To recap the poem, this girl is taking the ACT at a school that isn’t their own, up in Harlem. For those who don’t know, Harlem is usually thought of an extremely unsafe neighborhood, and most even think of it is a majority African-american neighborhood.
So the tone of this poem is morphed into an uncomfortableness, not because she feels unsafe, but she feels out of place. It isn’t hard to pick up that she is obviously well-off while others are not. I love how they paint this with the dialogue. She is asked where she goes to school, and it recounts how she is ashamed to say that she goes to a school where there are smart boards in every class and that has a college attendance rate of 100%. The other kids in the class have to ask for a calculator, assumed to be because they cannot afford one.
I even think its interesting how she is aware of her own unconscious bias within the poem. Again, I think its commendable to point out ones own flaws, and want to change them.

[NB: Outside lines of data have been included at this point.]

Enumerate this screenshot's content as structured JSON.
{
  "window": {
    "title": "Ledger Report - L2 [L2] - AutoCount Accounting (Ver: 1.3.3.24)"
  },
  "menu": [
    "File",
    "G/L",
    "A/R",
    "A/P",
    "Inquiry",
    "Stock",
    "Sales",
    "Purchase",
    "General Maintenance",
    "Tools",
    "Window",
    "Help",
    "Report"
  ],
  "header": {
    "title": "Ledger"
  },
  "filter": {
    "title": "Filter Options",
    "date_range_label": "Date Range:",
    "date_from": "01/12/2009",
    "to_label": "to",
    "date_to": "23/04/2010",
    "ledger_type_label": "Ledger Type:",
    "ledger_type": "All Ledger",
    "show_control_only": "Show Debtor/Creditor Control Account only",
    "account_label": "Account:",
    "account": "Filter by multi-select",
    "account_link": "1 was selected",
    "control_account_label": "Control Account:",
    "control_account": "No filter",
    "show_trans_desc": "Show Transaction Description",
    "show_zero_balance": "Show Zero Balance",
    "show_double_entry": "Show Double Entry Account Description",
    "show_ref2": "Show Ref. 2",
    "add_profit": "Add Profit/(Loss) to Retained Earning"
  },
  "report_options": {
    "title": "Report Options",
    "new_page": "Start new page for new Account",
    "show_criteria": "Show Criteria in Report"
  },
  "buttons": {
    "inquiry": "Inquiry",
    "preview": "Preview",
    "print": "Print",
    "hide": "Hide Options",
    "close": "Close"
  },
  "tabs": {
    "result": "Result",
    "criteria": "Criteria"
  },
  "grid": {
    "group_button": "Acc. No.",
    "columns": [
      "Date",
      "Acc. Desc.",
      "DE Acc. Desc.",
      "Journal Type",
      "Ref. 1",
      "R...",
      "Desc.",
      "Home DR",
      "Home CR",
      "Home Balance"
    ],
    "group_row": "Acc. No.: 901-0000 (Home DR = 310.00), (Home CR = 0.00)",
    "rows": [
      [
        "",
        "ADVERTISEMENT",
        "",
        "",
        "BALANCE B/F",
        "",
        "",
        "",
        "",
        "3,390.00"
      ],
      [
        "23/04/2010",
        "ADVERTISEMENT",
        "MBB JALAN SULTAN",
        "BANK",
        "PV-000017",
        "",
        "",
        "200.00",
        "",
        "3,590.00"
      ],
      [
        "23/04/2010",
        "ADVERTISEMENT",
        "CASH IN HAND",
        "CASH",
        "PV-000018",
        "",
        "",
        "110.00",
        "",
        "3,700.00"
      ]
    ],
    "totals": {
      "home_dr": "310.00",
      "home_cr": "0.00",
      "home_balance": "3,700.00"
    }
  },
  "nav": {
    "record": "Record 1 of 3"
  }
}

When My Go Out I Eat Breakfast For Dinner and Pee With the Door Open
I just am utterly speechless every time I read this. This is by far my favorite in the collection. For one, the title. It doesn’t obviously have to do with the contents of the poem, but it makes me think of my own teenage life, which is a theme throughout the poem.
Again, the author points out her own flaws and hypocrisy, which is adds so much depth.
I also enjoy how she recounts her life and separate memories that wouldn’t seem like they have much to do with another, but she makes them all flow into each other. Its truly just flawless.
To wrap it up as a poem without spoiling too many specifics, the ending is done so well because of how she wraps everything back, and even makes the ending line a new punch. It made me think back to the poem, and brought a completely new element.
All in all, this collection is stunning, and I might just frame it for my dorm room.